Q: What is the difference between keep_alive and num_keep? A: They control different things. keep_alive is a duration — it says how long to keep the model in memory after its last use. num_keep is a token count — it tells Ollama how many tokens of the KV cache to preserve across requests to avoid recomputing context. Both are useful, but solve separate latency problems.

Q: Can I set different keep_alive values for different models on the same server? A: Yes, per-request keep_alive is model-scoped. Set keep_alive: -1 in your primary model's warm-up call and a shorter duration in the secondary model's call — Ollama tracks expiry per loaded model independently.

Q: What happens if VRAM fills up while a model is pinned with keep_alive: -1? A: Ollama will fail to load the new model and return an error rather than evict the pinned one.

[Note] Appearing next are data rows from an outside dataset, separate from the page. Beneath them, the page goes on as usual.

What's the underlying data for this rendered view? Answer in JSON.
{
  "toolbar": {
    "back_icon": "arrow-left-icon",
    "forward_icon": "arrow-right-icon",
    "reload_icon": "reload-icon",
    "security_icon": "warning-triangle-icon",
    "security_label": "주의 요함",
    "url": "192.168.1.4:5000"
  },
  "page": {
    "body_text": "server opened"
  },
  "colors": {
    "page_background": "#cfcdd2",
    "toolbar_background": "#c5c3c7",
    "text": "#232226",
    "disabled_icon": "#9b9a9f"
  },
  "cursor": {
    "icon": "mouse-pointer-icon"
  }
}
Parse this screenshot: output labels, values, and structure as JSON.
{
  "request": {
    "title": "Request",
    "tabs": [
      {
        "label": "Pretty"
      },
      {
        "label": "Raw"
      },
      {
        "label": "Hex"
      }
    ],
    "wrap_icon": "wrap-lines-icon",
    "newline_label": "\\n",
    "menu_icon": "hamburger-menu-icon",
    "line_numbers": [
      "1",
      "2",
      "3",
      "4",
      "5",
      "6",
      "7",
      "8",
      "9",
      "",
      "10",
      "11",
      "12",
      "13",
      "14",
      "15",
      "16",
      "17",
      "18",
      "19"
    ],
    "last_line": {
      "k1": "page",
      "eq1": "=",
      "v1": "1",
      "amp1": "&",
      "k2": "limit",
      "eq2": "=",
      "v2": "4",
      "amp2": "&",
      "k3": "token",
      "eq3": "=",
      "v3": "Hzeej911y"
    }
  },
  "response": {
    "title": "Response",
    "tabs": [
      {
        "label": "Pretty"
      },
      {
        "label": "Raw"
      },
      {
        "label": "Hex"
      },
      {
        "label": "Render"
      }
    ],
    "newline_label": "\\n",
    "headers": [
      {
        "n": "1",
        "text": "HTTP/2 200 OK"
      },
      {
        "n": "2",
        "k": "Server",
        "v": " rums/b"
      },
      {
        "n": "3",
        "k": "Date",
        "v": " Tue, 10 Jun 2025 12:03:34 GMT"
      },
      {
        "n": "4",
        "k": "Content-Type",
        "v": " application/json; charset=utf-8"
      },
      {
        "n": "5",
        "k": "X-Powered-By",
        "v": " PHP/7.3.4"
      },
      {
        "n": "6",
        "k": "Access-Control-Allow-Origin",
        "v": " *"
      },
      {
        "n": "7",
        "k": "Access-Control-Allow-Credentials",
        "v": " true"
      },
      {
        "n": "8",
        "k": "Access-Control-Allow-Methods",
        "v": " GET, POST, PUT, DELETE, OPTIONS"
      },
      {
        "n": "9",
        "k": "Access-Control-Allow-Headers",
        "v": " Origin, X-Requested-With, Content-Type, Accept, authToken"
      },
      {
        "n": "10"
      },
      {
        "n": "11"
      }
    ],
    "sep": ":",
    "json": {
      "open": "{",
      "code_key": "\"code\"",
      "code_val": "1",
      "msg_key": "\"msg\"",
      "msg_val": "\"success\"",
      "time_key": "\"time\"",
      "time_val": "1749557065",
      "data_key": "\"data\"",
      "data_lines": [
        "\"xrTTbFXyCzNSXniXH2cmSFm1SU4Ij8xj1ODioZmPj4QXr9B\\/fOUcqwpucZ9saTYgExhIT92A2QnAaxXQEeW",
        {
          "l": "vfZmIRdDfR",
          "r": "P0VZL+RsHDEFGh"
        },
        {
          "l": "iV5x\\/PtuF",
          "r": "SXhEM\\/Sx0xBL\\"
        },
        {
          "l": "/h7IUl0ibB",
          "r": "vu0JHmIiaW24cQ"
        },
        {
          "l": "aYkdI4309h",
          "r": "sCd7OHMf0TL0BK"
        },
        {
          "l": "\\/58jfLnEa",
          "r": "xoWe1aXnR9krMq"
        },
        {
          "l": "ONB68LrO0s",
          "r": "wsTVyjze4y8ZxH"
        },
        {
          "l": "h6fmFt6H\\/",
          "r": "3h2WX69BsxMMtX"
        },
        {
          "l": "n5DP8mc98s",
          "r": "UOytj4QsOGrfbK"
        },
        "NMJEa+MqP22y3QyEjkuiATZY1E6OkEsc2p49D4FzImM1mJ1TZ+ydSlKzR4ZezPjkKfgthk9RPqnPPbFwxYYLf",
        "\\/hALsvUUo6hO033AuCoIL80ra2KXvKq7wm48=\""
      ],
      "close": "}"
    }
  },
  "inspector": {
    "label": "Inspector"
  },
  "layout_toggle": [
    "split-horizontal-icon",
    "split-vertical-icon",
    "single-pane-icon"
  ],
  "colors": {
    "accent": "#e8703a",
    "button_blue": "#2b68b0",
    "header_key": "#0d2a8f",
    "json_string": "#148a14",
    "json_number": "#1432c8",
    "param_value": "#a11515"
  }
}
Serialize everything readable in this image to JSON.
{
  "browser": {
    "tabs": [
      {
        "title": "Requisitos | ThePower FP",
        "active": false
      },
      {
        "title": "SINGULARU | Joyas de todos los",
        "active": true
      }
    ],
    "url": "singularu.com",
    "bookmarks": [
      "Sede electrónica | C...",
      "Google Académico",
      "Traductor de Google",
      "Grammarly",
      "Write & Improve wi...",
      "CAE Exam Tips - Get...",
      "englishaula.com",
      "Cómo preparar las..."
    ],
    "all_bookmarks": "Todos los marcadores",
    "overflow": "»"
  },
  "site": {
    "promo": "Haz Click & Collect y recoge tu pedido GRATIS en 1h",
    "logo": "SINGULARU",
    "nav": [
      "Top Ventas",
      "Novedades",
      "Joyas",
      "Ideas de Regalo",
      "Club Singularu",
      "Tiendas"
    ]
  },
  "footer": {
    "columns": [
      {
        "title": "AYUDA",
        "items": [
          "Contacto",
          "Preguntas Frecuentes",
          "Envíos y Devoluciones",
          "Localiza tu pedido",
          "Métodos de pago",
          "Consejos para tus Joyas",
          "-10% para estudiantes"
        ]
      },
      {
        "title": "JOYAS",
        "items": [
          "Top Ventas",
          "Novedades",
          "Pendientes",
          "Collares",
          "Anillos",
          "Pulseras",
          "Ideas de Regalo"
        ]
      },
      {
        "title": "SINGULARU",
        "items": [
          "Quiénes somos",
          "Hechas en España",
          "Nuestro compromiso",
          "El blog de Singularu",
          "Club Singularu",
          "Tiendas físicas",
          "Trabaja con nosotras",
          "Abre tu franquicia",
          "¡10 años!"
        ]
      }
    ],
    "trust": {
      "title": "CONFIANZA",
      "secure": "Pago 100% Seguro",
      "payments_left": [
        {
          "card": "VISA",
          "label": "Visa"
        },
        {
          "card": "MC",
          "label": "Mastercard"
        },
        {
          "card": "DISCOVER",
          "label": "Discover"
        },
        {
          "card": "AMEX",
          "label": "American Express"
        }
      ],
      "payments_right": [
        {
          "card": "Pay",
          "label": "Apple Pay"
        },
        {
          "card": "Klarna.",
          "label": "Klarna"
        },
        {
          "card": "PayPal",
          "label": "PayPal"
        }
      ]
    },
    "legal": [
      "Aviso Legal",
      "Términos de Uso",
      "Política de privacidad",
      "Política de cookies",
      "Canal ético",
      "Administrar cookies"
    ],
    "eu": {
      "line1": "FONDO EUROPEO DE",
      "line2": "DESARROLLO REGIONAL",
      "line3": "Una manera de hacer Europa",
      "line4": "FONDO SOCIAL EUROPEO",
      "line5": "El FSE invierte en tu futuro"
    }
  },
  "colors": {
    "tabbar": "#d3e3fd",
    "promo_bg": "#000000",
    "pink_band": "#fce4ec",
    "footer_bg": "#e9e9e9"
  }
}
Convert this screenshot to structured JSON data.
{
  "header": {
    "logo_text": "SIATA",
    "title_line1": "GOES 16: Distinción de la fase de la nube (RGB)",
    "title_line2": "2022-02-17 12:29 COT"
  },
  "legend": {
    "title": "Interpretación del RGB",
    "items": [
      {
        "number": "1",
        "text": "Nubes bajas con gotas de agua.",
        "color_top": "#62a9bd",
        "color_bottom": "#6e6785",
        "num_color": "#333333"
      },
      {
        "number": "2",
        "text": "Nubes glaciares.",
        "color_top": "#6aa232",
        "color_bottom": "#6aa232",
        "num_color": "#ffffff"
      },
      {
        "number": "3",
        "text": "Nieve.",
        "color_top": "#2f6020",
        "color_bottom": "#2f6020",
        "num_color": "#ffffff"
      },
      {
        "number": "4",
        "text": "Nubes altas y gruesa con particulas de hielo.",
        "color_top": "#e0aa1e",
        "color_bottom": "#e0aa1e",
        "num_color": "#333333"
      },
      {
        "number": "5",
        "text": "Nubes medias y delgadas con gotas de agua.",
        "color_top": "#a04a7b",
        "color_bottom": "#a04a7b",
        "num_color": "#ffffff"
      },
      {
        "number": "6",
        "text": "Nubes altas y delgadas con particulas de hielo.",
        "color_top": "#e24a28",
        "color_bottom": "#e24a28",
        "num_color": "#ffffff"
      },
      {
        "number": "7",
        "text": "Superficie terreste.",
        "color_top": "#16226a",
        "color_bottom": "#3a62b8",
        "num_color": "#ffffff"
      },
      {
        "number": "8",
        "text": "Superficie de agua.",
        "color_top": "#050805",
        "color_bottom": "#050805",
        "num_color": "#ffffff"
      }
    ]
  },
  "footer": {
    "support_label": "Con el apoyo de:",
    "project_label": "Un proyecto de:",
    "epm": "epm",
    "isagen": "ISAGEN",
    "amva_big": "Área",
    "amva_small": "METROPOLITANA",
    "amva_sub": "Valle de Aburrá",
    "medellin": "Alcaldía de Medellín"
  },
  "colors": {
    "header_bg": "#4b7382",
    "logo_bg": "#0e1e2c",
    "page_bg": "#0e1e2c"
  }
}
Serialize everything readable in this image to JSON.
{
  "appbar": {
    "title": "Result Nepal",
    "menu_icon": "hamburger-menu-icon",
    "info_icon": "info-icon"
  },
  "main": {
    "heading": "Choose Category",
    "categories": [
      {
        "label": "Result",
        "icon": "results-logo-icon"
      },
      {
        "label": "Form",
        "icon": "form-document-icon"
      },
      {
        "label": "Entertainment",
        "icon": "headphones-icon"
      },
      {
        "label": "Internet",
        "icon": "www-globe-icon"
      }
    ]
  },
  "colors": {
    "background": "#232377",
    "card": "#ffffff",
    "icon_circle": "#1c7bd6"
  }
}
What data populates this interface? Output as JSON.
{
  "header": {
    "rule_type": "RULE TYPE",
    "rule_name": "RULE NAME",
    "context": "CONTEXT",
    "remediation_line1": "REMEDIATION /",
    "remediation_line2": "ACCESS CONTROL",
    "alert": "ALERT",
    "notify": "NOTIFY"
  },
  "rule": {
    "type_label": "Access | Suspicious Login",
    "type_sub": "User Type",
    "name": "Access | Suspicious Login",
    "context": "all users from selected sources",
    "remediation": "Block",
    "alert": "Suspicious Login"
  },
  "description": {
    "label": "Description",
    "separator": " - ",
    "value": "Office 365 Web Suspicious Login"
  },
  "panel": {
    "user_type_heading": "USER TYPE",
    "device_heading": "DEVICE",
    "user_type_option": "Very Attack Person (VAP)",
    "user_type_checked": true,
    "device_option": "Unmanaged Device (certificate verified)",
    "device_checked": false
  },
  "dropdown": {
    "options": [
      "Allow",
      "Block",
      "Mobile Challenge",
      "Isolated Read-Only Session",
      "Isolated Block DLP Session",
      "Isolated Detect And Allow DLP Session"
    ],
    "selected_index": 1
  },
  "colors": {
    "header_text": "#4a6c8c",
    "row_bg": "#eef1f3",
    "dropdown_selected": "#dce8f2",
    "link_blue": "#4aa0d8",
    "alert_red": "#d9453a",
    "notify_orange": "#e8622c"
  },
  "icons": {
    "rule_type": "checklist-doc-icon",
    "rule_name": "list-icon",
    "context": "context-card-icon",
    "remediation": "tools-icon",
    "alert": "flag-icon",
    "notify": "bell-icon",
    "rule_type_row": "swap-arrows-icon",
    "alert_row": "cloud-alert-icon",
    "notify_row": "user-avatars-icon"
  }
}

Use /api/ps to check current residency and either increase your VRAM budget, use a smaller quantization, or explicitly unload the pinned model with keep_alive: 0 first.

Q: Does OLLAMA_KEEP_ALIVE work on the Ollama Docker image from Docker Hub? A: Yes — pass it as an environment variable in your docker run -e OLLAMA_KEEP_ALIVE=1h or in the environment block of docker-compose.yml. Confirm it's set with docker exec <container> env | grep OLLAMA_KEEP_ALIVE.